CRM Institute Turkey’in faaliyetlerinden biri konferans ve seminerler, diğeri geniş bilgi platformları, CRM genel forum dergisi, bazı kitaplar, konferanslarda üretilen vcd’ler ve üçüncü olarak eğitim zincirleridir. Ancak CRM Institute Turkey bir eğitim şirketi değildir. Biz önce bir müfredat oluşturuyoruz. O müfredatın altındaki eğitimleri de farklı eğitim kuruluşları paylaşıyorlar. Bizim CRM Institute olarak buradaki katkımız müfredatı ve bu zinciri oluşturmaktır.

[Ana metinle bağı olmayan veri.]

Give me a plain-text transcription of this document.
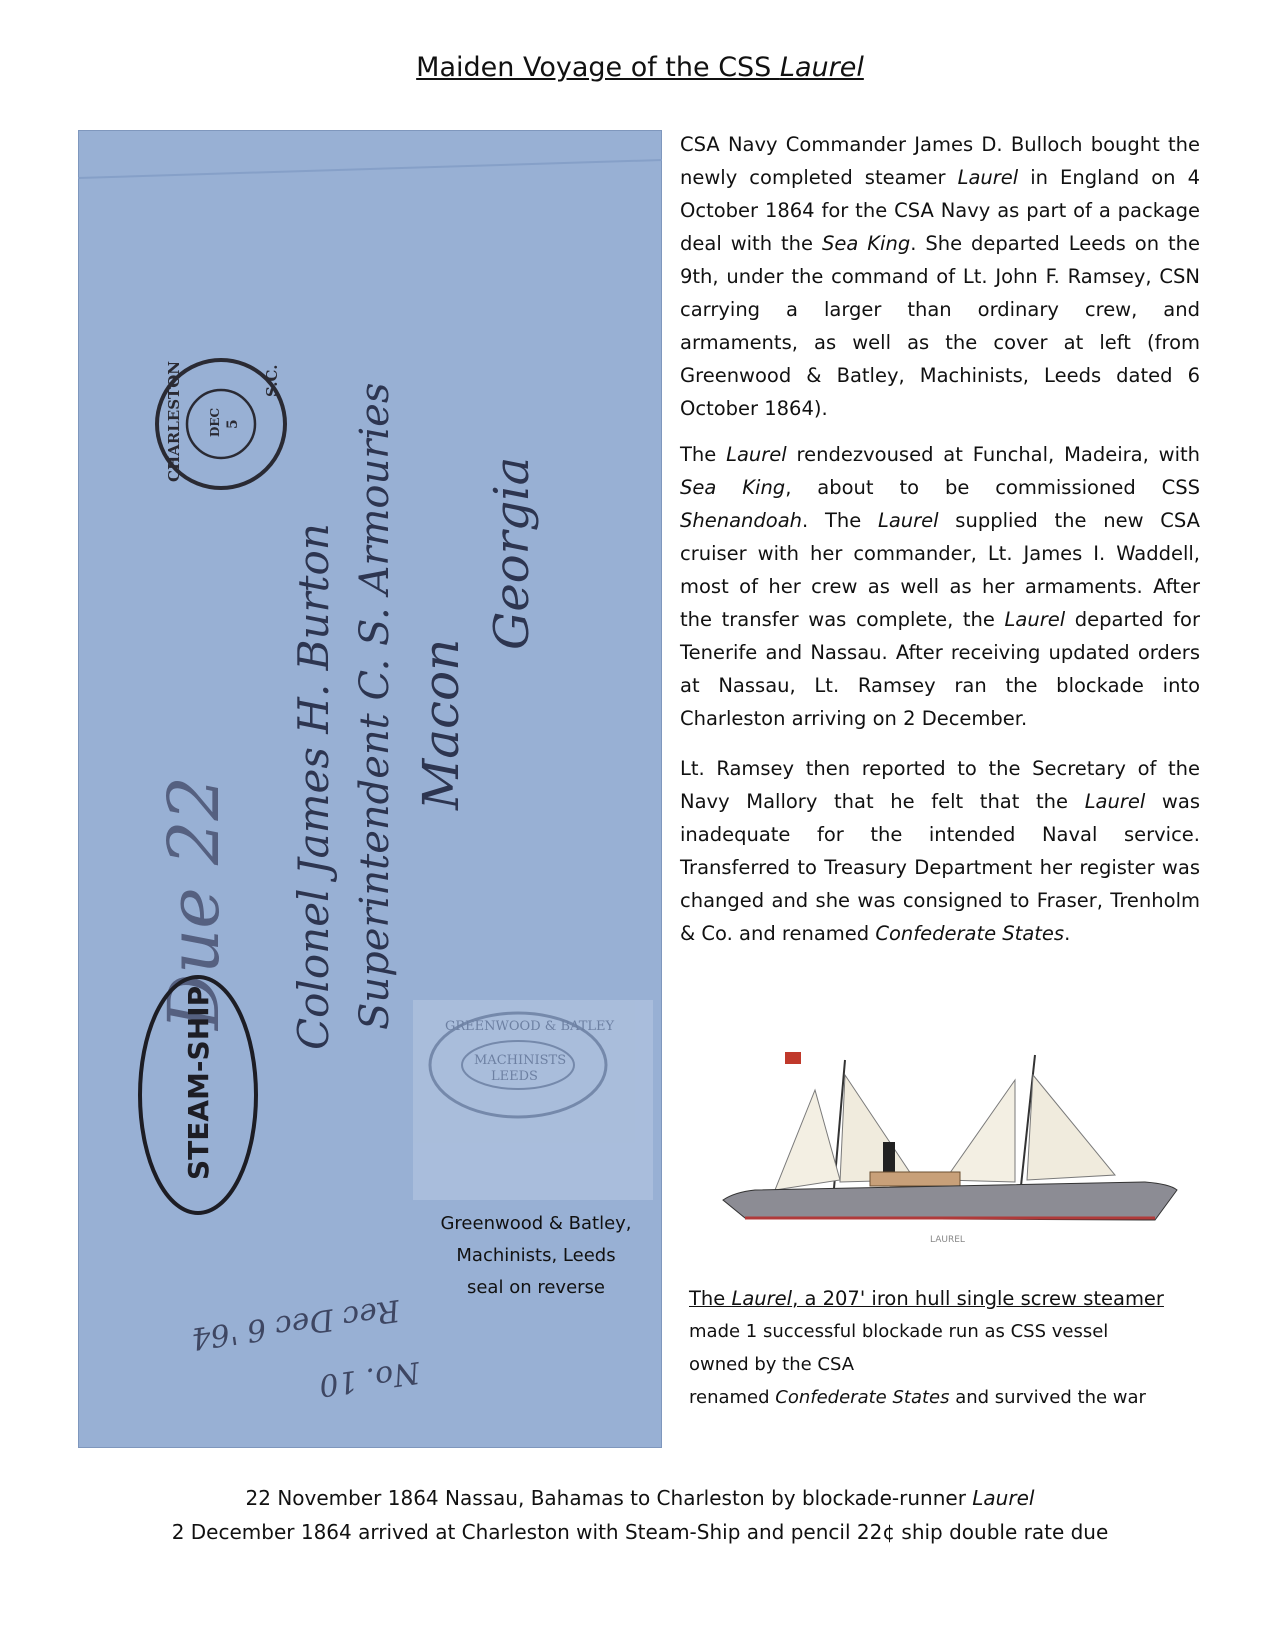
Maiden Voyage of the CSS Laurel
CHARLESTON DEC 5
S.C.
Colonel James H. Burton Superintendent C. S. Armouries Macon
Georgia
Due 22
STEAM-SHIP	GREENWOOD & BATLEY
MACHINISTS
LEEDS
Rec Dec 6 '64
No. 10
Greenwood & Batley,
Machinists, Leeds
seal on reverse

CSA Navy Commander James D. Bulloch bought the newly completed steamer Laurel in England on 4 October 1864 for the CSA Navy as part of a package deal with the Sea King. She departed Leeds on the 9th, under the command of Lt. John F. Ramsey, CSN carrying a larger than ordinary crew, and armaments, as well as the cover at left (from Greenwood & Batley, Machinists, Leeds dated 6 October 1864).

The Laurel rendezvoused at Funchal, Madeira, with Sea King, about to be commissioned CSS Shenandoah. The Laurel supplied the new CSA cruiser with her commander, Lt. James I. Waddell, most of her crew as well as her armaments. After the transfer was complete, the Laurel departed for Tenerife and Nassau. After receiving updated orders at Nassau, Lt. Ramsey ran the blockade into Charleston arriving on 2 December.

Lt. Ramsey then reported to the Secretary of the Navy Mallory that he felt that the Laurel was inadequate for the intended Naval service. Transferred to Treasury Department her register was changed and she was consigned to Fraser, Trenholm & Co. and renamed Confederate States.

LAUREL
The Laurel, a 207' iron hull single screw steamer
made 1 successful blockade run as CSS vessel
owned by the CSA
renamed Confederate States and survived the war
22 November 1864 Nassau, Bahamas to Charleston by blockade-runner Laurel
2 December 1864 arrived at Charleston with Steam-Ship and pencil 22¢ ship double rate due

Dolayısıyla CRM Institute Turkey olarak eğitimi veren kuruluş olmaktan çok, organize eden firma konumundayız. CRM konseptinin Amerika’da kabul gördüğünü farkederek, bizde Türkiye’de bu zinciri oluşturmaya karar verdik. Bu arada beklediğimizin üstünde bir taleple karşılaştık. Bunun yanı sıra gelen talepler doğrultusunda CRM konusunda bir dergi çıkartma kararı aldık. Kısa bir süre içinde televizyonda da haftalık bir program yapmaya başlıyoruz. Amacımızı CRM konseptini yaygınlaştırmak oluşturuyor. Bu konsepte göre müşteri eskiye kıyasla çok daha zor, değerli, elden kaçırılmaması gereken bir yapıya sahiptir. Dolayısıyla CRM, kurumların bu konsepte göre organize olmazlarsa hayatlarını devam ettirmekte zorlanacakları kavramı üzerinde duruyor. Biz de bu konsepti müşterilerimize aşılamaya çalışıyoruz. CRM Institute olarak bu sektör oluşumu içerisinde odak noktası olabilmeyi amaçlıyoruz.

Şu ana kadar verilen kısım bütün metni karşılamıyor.